陈永福没有说话,他知道李国良说得对,但他不能不去。
他走了过去。
茨厂街。
人群越聚越多。
不仅仅是茨厂街,整个隆市的华人区都开始有人聚集。
有的是青年团的巡逻队员,有的是店铺的店主,有的是住在附近的居民。
他们从各自的店铺里、家里、巷子里走出来,站在街边,三五成群地低声议论。
林志强站在茨厂街的街口,手里的铁管换了一根更长的,一头磨得尖尖的,插在地上,像一根长矛。
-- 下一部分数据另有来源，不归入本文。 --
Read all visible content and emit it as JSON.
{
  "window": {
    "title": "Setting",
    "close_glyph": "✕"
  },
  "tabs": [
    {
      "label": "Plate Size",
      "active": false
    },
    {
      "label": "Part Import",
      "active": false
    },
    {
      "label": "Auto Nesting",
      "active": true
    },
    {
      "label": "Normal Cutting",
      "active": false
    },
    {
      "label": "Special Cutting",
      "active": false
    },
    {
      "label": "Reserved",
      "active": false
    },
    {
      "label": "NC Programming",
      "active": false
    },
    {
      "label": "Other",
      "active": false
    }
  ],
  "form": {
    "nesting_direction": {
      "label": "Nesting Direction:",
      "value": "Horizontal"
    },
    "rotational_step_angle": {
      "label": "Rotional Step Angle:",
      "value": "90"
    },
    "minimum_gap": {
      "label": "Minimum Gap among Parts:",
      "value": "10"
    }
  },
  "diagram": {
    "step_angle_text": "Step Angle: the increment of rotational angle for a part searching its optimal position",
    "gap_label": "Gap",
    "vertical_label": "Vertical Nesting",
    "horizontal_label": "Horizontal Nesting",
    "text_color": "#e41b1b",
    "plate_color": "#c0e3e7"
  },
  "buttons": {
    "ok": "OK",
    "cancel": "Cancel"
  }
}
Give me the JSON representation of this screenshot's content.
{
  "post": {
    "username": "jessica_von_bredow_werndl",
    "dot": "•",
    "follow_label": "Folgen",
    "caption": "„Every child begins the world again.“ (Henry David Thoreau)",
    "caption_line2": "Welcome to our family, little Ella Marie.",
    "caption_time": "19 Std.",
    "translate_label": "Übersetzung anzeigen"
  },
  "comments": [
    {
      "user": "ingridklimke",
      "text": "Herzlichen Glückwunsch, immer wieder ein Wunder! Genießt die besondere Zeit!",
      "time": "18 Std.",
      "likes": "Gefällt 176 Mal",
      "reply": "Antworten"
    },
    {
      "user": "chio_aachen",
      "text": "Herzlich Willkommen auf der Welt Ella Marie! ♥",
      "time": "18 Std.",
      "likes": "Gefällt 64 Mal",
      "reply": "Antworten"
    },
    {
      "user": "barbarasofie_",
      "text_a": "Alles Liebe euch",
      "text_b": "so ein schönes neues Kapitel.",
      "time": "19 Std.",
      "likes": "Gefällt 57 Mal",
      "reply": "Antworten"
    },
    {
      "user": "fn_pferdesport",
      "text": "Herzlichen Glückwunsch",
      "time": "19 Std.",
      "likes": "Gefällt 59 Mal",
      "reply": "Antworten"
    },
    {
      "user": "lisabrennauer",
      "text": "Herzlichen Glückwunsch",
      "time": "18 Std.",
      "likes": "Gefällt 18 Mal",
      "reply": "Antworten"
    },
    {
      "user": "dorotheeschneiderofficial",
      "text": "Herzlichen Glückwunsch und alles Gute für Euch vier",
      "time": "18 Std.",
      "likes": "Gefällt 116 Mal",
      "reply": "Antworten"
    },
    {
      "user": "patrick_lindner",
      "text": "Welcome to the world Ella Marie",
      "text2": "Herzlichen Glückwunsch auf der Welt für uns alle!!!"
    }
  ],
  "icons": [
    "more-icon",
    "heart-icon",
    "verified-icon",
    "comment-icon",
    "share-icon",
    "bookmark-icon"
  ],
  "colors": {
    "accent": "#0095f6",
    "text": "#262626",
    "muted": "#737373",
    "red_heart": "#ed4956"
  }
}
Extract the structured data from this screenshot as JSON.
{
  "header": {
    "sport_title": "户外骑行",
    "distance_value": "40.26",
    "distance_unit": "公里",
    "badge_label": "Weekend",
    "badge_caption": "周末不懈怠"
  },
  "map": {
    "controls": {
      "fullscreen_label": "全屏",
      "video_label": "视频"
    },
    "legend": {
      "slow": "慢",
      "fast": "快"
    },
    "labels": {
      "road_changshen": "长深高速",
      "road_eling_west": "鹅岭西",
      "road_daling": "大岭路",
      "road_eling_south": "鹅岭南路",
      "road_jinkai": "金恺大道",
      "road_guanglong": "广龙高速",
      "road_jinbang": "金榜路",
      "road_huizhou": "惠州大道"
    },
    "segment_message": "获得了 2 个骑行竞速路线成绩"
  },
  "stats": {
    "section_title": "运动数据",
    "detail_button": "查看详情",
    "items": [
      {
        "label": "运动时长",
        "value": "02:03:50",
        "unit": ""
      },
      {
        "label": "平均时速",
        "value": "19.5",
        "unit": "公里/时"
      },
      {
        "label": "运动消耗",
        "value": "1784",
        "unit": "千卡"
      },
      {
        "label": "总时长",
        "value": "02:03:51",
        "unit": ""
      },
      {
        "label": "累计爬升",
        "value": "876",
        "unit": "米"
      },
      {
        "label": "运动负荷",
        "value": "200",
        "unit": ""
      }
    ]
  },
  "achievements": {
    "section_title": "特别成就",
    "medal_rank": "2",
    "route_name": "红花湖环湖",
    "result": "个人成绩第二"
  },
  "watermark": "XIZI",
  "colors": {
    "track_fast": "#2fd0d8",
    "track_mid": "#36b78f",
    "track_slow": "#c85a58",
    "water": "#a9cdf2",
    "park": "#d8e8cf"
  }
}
他的身后站着二十多个青年团的年轻人,手里都拿着家伙。
铁棍、木棍、钢管、水管,什么都有,就是没有枪。
“志强哥,”
阿忠跑过来,气喘吁吁。
“南边来了上百个马人,拿着刀和棍子,往这边来了,北边也有,也有几十个。”
“两边夹过来,我们被堵在中间了。”
林志强咬了咬牙。
“陈先生呢?他来了没有?”
“在路上,李先生说他马上到。”
林志强深吸了一口气,转身对着身后的人喊了一嗓子。
“所有人听好了!不要先动手!谁先动手谁就输了!”
“我们是自卫,不是闹事!他们不过来,我们不动!他们过来了,我们挡!挡不住就跑!跑不掉就躲!保命要紧!”
人群中有人喊了一句。
“志强哥,他们杀了阿坤,我们还要躲?”
林志强的嗓子一下子堵住了,他看着那个人,是一个年轻的小伙子,二十出头,脸上带着泪痕,手里攥着一根水管,指关节都发白了。
“不是躲,是活着,活着才能替阿坤讨公道。”
林志强把声音压下来。
“死了,就什么都没有了。”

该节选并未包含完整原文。